Le bien-être équin, au coeur des débats

Le bien-être du cheval est plus que jamais au cœur des débats. Après le scandale de la cavalière Allemande Annika Schleu pendant l’épreuve de pentathlon moderne aux jeux olympiques de Tokyo, l’équation bien-être du cheval et pratique de l’équitation a été sérieusement remise en cause.

C’est pourquoi, il est nécessaire de placer le bien-être comme une priorité pour la pérennité de notre sport. En France, le sujet a été pris très au sérieux par CHEVALMANIA, le mini Netflix du cheval, qui lance les trophées des « Talents du bien-être équin ». Cette initiative vise à récompenser et mettre en lumière les acteurs qui œuvrent au quotidien pour le bien-être du cheval. Le second objectif est d’accompagner financièrement les entrepreneurs de la filière à l’origine d’initiatives en ce sens.

Depuis, la Fédération Française d’Equitation oeuvre également en ce sens, à tous les niveaux, notamment en terme de réglementations. On a pu voir le contrôle des muserolles pour la première fois cette année aux championnats de France de Lamotte Beuvron.

Qu’est-ce que le bien-être du cheval ?

Le cheval occupe aujourd’hui une grande place dans nos vies, on prend soin de lui comme notre chien ou notre chat et on veille à ce que son environnement soit le plus agréable possible pour son bien-être.
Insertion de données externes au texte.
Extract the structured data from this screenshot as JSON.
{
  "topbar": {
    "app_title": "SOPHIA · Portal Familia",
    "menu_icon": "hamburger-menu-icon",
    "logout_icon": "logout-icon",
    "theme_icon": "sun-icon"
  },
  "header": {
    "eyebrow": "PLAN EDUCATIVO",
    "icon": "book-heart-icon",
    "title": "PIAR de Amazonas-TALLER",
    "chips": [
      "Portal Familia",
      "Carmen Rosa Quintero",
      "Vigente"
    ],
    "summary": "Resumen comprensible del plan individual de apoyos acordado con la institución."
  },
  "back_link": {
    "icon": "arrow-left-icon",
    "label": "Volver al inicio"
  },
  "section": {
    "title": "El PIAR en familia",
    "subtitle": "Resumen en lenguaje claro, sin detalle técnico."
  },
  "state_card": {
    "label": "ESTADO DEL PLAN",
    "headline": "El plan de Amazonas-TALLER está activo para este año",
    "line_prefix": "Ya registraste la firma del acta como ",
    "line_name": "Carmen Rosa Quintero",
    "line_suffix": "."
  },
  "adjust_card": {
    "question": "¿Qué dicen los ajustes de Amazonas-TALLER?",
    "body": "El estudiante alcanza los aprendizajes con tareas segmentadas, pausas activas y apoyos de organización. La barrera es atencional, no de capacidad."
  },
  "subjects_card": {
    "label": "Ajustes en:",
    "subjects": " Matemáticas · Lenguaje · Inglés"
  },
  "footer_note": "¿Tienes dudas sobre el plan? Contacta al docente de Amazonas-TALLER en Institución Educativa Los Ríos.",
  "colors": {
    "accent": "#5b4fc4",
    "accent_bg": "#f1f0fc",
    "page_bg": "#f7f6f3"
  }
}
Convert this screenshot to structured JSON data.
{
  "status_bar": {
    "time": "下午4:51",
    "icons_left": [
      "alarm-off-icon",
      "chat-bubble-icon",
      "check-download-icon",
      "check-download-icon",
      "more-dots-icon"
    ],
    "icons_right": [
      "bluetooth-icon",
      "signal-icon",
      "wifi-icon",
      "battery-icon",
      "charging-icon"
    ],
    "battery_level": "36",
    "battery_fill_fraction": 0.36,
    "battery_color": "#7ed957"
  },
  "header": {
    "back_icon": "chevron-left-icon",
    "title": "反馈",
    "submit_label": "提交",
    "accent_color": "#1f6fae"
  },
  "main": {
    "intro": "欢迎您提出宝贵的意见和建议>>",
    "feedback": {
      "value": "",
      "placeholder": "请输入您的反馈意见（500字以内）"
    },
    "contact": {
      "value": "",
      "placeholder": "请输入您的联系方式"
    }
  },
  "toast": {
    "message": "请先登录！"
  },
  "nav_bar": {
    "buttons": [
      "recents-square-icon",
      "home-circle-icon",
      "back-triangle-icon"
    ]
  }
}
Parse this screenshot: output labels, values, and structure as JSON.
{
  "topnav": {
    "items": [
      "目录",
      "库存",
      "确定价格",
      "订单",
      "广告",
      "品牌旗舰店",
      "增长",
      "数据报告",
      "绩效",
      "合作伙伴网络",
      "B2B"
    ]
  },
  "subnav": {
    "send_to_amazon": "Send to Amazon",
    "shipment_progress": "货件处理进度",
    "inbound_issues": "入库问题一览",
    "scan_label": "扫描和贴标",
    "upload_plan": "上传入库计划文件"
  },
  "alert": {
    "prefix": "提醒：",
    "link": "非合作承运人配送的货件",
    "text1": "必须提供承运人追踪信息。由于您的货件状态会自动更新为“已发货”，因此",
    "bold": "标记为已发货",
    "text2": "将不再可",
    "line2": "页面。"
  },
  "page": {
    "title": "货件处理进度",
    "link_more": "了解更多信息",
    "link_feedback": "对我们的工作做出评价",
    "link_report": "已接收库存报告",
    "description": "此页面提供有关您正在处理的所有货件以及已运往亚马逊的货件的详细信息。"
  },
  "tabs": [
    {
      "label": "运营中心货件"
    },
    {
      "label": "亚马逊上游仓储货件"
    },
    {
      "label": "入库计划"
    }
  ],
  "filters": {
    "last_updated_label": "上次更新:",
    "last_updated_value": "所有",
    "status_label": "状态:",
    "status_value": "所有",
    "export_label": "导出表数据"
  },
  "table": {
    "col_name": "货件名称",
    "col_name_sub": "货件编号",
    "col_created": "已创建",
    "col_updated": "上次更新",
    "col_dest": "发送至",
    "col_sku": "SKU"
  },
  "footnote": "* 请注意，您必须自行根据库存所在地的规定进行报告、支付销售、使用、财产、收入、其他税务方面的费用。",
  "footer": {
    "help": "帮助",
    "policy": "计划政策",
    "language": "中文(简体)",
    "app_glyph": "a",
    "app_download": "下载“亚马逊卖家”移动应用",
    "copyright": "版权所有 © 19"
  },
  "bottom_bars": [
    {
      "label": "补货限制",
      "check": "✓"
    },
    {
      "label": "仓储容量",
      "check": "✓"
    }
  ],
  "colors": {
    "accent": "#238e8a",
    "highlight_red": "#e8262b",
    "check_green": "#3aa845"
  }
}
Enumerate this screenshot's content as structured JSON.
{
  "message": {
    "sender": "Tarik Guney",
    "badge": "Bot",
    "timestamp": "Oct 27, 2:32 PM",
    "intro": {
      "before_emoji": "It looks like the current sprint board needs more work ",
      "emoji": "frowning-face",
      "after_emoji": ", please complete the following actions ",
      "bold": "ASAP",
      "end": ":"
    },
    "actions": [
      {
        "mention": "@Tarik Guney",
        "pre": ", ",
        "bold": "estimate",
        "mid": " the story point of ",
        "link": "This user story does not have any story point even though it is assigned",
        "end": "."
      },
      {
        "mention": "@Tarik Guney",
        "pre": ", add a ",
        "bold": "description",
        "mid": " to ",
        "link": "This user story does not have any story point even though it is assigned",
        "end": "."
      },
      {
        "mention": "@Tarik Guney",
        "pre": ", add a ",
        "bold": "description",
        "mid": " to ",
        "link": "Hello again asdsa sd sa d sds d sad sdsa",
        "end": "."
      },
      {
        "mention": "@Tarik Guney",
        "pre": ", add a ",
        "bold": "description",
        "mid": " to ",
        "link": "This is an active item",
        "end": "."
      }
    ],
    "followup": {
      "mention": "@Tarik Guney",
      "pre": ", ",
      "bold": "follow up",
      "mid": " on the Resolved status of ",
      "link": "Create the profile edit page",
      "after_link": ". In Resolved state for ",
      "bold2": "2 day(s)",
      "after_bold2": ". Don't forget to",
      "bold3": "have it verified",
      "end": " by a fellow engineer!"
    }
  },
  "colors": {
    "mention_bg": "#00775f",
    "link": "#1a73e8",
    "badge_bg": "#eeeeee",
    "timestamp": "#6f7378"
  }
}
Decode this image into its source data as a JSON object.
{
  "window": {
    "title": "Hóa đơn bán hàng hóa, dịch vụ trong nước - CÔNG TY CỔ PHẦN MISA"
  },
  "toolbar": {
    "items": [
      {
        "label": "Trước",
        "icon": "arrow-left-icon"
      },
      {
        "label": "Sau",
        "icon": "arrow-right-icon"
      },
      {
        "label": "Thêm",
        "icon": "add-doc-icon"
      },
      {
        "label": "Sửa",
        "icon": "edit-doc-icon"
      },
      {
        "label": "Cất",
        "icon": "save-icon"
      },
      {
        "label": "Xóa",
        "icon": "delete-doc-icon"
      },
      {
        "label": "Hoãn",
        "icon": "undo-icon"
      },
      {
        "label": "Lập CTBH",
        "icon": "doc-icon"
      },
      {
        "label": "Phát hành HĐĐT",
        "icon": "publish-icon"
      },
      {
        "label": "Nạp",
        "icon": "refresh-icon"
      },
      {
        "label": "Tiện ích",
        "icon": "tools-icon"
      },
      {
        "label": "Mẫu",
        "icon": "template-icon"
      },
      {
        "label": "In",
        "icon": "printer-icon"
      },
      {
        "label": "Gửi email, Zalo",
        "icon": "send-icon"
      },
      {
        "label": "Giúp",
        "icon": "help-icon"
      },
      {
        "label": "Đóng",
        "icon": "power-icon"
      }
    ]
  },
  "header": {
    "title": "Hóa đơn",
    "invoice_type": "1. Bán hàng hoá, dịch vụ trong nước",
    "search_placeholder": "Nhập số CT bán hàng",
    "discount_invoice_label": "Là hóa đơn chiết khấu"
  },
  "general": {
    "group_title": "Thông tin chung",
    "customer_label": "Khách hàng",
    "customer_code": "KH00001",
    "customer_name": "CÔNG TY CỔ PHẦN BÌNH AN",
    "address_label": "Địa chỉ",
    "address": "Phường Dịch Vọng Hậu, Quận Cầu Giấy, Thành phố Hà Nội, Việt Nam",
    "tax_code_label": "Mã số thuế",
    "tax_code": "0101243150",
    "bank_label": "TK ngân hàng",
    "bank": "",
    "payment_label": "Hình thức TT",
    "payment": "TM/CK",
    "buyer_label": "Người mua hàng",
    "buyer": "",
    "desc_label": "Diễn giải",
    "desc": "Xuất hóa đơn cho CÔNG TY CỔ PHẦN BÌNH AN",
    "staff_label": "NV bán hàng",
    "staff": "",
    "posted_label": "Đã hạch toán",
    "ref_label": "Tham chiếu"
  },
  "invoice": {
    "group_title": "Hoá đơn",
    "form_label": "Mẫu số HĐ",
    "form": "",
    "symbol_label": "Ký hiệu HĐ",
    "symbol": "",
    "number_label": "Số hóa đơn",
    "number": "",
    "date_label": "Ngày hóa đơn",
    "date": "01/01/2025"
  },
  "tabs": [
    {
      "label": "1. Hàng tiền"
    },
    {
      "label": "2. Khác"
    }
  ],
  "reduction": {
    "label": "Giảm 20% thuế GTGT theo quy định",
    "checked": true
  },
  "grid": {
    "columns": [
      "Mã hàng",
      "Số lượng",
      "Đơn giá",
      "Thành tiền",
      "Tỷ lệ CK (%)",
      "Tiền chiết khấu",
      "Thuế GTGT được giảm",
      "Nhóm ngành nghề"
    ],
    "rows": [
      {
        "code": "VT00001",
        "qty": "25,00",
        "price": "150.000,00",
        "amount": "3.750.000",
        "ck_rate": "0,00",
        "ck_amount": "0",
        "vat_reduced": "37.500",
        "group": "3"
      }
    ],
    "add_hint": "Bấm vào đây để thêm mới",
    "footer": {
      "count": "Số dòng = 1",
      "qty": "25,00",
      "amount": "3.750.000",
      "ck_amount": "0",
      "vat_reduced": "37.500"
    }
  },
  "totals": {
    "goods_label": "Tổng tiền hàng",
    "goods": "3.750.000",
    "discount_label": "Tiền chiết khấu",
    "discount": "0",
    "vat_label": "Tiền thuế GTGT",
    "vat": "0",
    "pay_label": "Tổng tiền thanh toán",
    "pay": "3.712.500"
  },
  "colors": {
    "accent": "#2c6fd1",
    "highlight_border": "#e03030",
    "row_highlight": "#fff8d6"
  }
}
Alors que l’ancienne culture équestre se caractérisait par l’art d’utiliser au mieux l’animal (utilisation agricole et militaire), la nouvelle culture repose sur le respect et l’amour du cheval, qui transforme le statut du cheval au sein de la société. Cette nouvelle culture équestre ouvre un véritable dialogue avec le cheval ; on essaie de le comprendre, selon ses réponses on ajuste nos actions. C’est dans ce dialogue subtile que réside l’art de l’équitation.

Comment se définit le bien-être du cheval ?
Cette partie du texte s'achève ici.